Sistemas offshore eficientes y sostenibles

La expansión de la energía marina está viviendo un momento decisivo y, cada vez más, el foco se coloca en sistemas offshore eficientes y sostenibles capaces de generar electricidad limpia, minimizar el impacto ambiental y ser rentables a largo plazo. No se trata solo de instalar aerogeneradores en el mar o plataformas flotantes: detrás hay un enorme esfuerzo en nuevos materiales para entornos marinos, recubrimientos, monitorización inteligente, electrificación y protección de la biodiversidad.

En este contexto, distintos proyectos y líneas de investigación están empujando al sector hacia una nueva generación de infraestructuras offshore más duraderas, reciclables y respetuosas con el entorno marino. Desde palas eólicas reciclables y torres con recubrimientos cerámicos anticorrosión, hasta sistemas basados en inteligencia artificial para vigilar aves y peces o soluciones de electrificación naval que reducen emisiones y consumo de combustible, el sector está reescribiendo la forma de producir energía en el océano.

Sistemas offshore eficientes y sostenibles: mucho más que poner turbinas en el mar

Cuando se habla de energía eólica marina y otras soluciones offshore, a menudo se piensa únicamente en turbinas ancladas al fondo marino o plataformas flotantes, pero la realidad es bastante más compleja: un sistema verdaderamente eficiente y sostenible debe combinar materiales avanzados, tecnologías de protección, monitorización continua y una integración eléctrica inteligente. Todo ello, además, debe encajar con la biodiversidad y los usos tradicionales del mar, como la pesca o el turismo.

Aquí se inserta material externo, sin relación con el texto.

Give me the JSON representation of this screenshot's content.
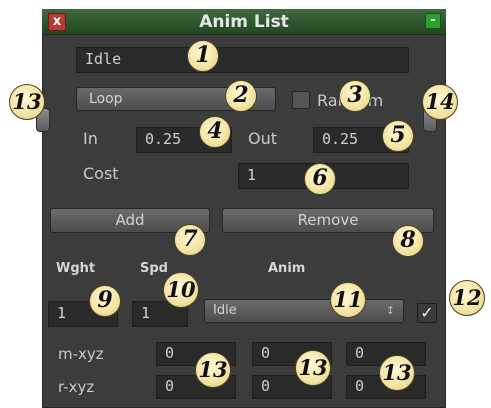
{
  "window": {
    "title": "Anim List",
    "close_label": "x",
    "minimize_label": "-"
  },
  "anim": {
    "name_value": "Idle",
    "mode_value": "Loop",
    "random_label": "Random",
    "in_label": "In",
    "in_value": "0.25",
    "out_label": "Out",
    "out_value": "0.25",
    "cost_label": "Cost",
    "cost_value": "1",
    "add_label": "Add",
    "remove_label": "Remove"
  },
  "table": {
    "headers": {
      "weight": "Wght",
      "speed": "Spd",
      "anim": "Anim"
    },
    "row": {
      "weight": "1",
      "speed": "1",
      "anim": "Idle",
      "enabled": true,
      "check_glyph": "✓"
    },
    "m_xyz_label": "m-xyz",
    "m_xyz": [
      "0",
      "0",
      "0"
    ],
    "r_xyz_label": "r-xyz",
    "r_xyz": [
      "0",
      "0",
      "0"
    ]
  },
  "callouts": [
    "1",
    "2",
    "3",
    "4",
    "5",
    "6",
    "7",
    "8",
    "9",
    "10",
    "11",
    "12",
    "13",
    "13",
    "13",
    "13",
    "14"
  ]
}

Las estructuras en alta mar están sometidas a un entorno extremadamente agresivo, con humedad permanente, alta salinidad, oleaje intenso, hielo en algunos casos, biofouling y cargas dinámicas que castigan cada componente. Esto obliga a emplear tanto soluciones de protección activas (como sistemas de monitorización y mantenimiento predictivo) como pasivas (recubrimientos de altas prestaciones o diseños estructurales reforzados).

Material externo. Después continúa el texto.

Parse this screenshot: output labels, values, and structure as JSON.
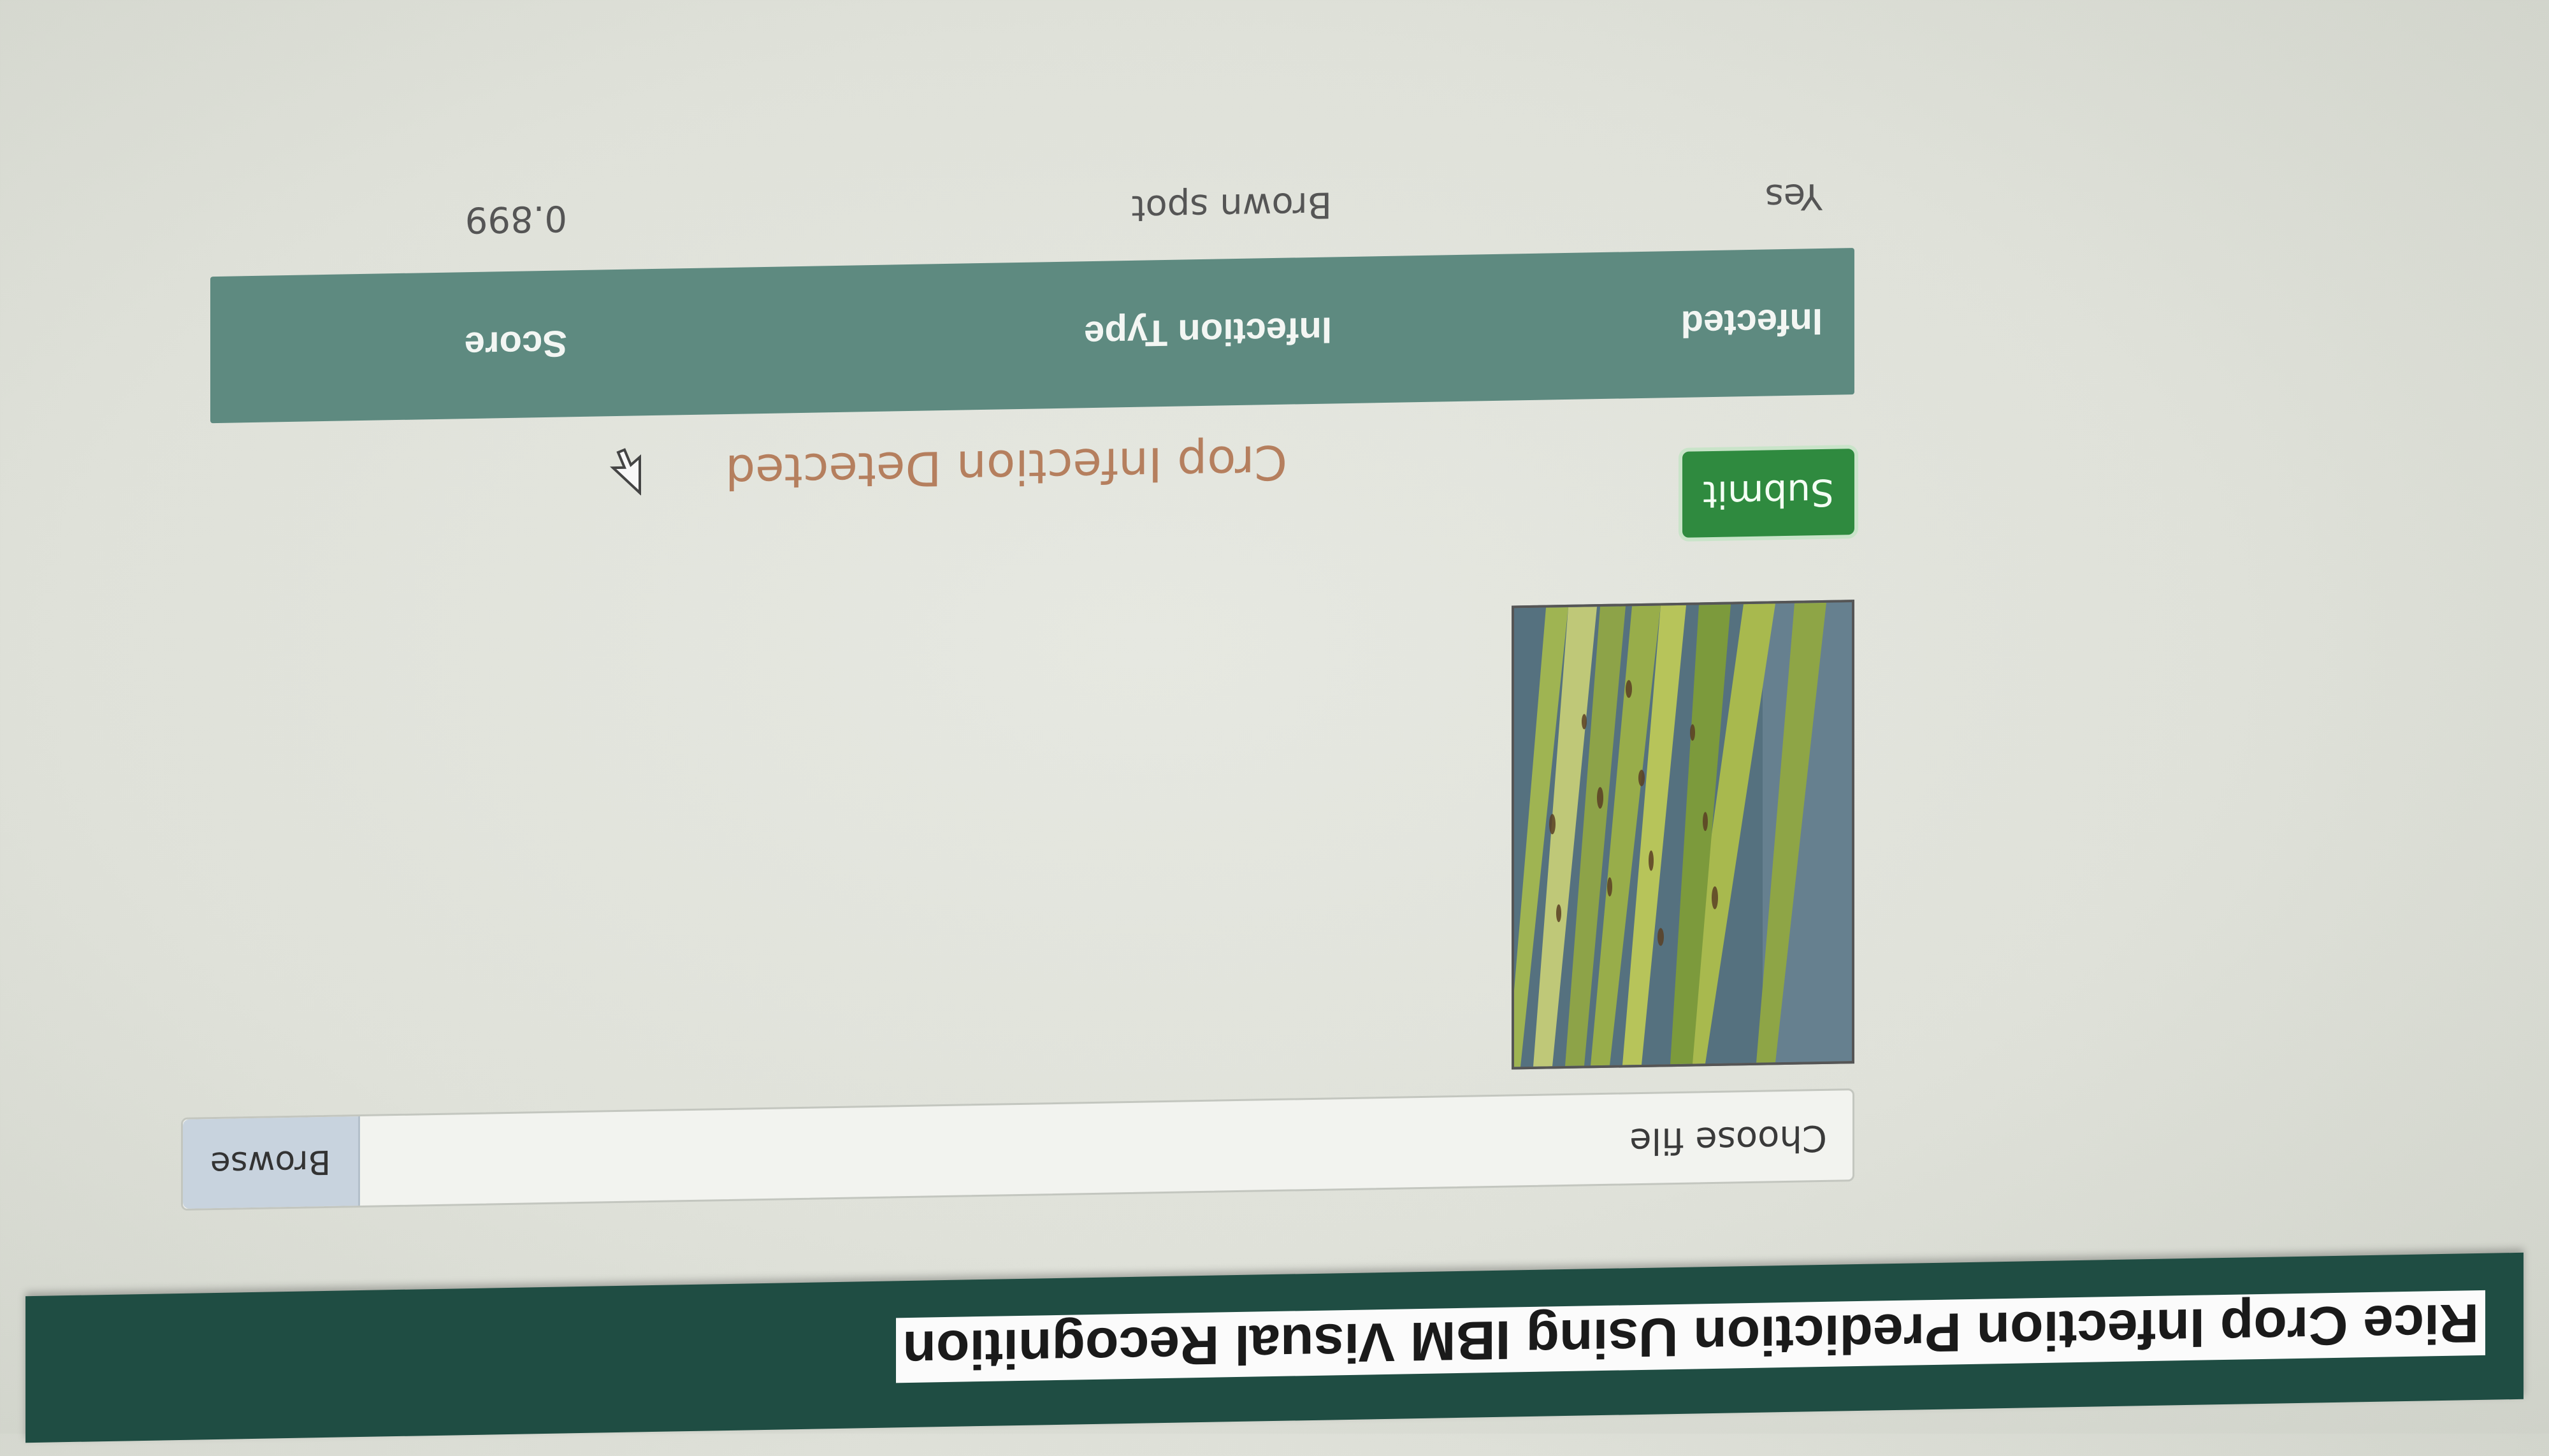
{
  "header": {
    "title": "Rice Crop Infection Prediction Using IBM Visual Recognition"
  },
  "file_input": {
    "label": "Choose file",
    "browse_label": "Browse"
  },
  "submit": {
    "label": "Submit"
  },
  "result": {
    "title": "Crop Infection Detected",
    "columns": [
      "Infected",
      "Infection Type",
      "Score"
    ],
    "rows": [
      [
        "Yes",
        "Brown spot",
        "0.899"
      ]
    ]
  },
  "colors": {
    "header_bg": "#1f4d43",
    "submit_bg": "#2f8a3f",
    "table_header_bg": "#5e8a80",
    "result_title": "#b57f5e"
  }
}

Además, la sostenibilidad no se limita a reducir emisiones durante la fase de operación. Un sistema offshore moderno debe plantearse desde el ecodiseño, con palas reciclables, adhesivos desmontables, resinas reutilizables y estructuras que reduzcan al mínimo los vertidos de compuestos químicos al mar. A todo esto se suma el reto de compatibilizar proyectos de renovables marinas con la conservación de hábitats, la circulación de especies y la planificación espacial marina basada en criterios científicos.

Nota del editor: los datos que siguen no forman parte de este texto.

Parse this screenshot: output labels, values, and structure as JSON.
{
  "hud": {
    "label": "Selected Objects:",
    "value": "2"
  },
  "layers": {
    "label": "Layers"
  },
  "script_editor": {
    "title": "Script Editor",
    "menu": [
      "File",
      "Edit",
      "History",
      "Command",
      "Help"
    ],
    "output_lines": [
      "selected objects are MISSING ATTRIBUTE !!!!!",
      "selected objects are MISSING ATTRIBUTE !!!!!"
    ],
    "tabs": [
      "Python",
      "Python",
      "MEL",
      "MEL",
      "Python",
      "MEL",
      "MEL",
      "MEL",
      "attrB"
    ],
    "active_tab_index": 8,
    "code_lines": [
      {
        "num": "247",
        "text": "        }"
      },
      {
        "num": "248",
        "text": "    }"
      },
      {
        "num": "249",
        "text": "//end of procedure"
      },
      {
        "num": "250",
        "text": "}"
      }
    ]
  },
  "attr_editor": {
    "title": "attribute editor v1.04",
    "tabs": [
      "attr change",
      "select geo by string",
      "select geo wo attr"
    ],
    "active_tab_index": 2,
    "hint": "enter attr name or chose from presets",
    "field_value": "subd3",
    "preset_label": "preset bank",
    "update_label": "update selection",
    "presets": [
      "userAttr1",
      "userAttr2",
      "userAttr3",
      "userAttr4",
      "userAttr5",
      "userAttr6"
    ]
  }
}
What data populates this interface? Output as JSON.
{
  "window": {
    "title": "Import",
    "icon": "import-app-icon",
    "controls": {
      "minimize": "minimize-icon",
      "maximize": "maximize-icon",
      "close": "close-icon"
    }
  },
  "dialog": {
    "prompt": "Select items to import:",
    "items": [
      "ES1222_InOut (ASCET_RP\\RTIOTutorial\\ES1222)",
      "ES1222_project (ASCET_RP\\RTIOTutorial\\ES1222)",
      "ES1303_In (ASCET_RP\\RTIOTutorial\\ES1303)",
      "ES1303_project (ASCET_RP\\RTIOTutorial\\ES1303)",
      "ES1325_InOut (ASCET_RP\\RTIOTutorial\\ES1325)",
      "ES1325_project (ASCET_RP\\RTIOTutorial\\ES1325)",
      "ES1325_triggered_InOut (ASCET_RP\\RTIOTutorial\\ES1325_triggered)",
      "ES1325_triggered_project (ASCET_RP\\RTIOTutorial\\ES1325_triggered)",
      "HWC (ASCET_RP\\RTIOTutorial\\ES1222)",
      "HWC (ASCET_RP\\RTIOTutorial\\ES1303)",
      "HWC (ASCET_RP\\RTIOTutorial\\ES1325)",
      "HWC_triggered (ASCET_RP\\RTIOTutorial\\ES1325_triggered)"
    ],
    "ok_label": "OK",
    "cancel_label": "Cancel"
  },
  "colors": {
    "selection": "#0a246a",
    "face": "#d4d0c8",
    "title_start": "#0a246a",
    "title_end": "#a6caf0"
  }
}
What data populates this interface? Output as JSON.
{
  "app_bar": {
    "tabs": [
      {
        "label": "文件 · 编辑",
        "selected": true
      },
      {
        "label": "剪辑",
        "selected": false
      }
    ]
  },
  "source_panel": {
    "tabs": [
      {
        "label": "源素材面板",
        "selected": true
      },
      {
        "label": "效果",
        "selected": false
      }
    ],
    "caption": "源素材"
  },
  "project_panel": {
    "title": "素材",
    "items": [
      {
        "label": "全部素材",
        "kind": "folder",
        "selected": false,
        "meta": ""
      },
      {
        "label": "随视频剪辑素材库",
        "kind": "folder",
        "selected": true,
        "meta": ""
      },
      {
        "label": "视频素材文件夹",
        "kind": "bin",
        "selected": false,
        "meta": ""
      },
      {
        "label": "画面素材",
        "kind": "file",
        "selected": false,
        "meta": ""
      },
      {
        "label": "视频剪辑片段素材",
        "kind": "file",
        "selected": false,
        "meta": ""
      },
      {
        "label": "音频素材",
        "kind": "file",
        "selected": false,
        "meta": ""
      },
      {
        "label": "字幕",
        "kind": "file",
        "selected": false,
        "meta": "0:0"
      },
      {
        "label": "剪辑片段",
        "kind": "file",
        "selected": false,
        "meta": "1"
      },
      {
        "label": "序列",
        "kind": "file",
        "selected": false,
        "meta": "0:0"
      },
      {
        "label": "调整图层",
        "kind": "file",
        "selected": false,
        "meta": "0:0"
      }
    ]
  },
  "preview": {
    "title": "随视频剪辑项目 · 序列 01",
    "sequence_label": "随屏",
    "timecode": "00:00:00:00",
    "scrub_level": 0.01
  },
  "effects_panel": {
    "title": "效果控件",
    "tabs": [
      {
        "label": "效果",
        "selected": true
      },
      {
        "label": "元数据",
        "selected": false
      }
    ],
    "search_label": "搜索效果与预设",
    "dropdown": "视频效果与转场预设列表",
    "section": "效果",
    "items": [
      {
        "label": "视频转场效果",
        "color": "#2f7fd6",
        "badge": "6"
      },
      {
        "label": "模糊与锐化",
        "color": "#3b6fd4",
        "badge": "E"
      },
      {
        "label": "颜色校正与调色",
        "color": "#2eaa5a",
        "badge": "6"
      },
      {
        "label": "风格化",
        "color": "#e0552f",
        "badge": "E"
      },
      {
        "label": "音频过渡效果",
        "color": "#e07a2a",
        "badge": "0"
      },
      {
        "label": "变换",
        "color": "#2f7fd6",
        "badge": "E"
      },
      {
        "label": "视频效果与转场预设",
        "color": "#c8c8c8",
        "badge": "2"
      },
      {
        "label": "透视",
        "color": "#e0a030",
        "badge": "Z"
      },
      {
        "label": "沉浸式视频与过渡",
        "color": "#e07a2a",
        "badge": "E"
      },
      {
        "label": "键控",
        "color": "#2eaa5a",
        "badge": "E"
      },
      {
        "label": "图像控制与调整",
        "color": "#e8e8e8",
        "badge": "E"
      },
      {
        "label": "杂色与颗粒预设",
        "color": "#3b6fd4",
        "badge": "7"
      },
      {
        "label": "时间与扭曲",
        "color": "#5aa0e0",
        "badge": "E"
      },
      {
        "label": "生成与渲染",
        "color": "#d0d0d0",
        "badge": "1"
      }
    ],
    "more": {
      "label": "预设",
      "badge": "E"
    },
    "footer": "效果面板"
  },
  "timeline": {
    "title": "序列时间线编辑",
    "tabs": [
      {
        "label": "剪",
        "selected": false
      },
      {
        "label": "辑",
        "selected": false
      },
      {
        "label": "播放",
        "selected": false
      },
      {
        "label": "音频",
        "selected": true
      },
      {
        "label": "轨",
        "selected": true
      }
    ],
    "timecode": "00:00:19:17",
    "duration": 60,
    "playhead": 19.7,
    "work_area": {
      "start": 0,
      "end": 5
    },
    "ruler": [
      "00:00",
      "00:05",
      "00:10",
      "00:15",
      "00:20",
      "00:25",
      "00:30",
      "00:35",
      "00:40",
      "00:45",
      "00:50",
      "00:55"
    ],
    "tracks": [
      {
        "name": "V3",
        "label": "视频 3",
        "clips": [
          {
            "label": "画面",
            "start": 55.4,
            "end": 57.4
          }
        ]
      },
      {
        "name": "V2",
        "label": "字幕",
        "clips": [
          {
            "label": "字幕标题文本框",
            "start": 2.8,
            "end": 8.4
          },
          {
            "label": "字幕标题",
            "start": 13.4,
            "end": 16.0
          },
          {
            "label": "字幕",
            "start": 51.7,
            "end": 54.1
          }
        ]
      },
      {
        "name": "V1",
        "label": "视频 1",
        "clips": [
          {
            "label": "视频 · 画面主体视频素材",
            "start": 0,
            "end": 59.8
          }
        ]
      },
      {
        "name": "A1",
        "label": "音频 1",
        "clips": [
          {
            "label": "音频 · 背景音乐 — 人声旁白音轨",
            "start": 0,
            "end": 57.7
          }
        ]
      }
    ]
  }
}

Este nuevo enfoque integral está cristalizando en iniciativas que buscan transformar la forma de desarrollar infraestructuras marinas, entre las que destacan proyectos centrados en recubrimientos cerámicos anticorrosión, monitorización ultrasónica, inteligencia artificial para seguir la biodiversidad y electrificación avanzada de buques y plataformas.

Proyecto HAIZEEKO: materiales sostenibles y protección avanzada para la eólica marina

Uno de los ejemplos más claros de esta transformación es HAIZEEKO, una iniciativa de I+D empresarial que se ha propuesto impulsar nuevas soluciones para fabricar sistemas offshore más eficientes, competitivos y sostenibles, poniendo el foco especialmente en dos componentes críticos de los aerogeneradores marinos: las palas y la torre (junto con sus estructuras de soporte).

El punto de partida es claro: las estructuras eólicas marinas soportan condiciones ambientales extremas de humedad, sal, hielo, biofouling y cargas cíclicas, lo que acelera la corrosión y la fatiga. A esto se añade que los recubrimientos metálicos convencionales apenas superan los 25 años de vida útil sin requerir operaciones de mantenimiento costosas y complejas en alta mar, lo que lastra la rentabilidad de los proyectos y, además, genera lixiviados y compuestos orgánicos volátiles (COV) que contaminan tanto el agua como la atmósfera.

Para combatir este escenario, HAIZEEKO se estructura en tres grandes ejes tecnológicos que abarcan la sostenibilidad de los materiales, la eficiencia energética de los aerogeneradores y la mejora de la durabilidad y el mantenimiento. La idea es actuar tanto sobre el diseño y los componentes como sobre las tecnologías de protección y los sistemas de monitorización, creando un ecosistema mucho más robusto y respetuoso con el entorno marino.

El proyecto, coordinado por NAVACEL y con la participación de empresas como Argolabe Ingeniería, Mecanizados Ekimen, Global Factor, Innomat Coatings, Innovation Tree, Eraman, KERA‑COAT y Mandiola Composites, cuenta además con el apoyo tecnológico de agentes de la Red Vasca de Ciencia, Tecnología e Innovación (RVCTI) como TECNALIA y CIDETEC Surface Engineering, y con la colaboración del Basque Energy Cluster. Se trata de un consorcio amplio que reúne capacidades industriales, de ingeniería, de materiales y de modelización.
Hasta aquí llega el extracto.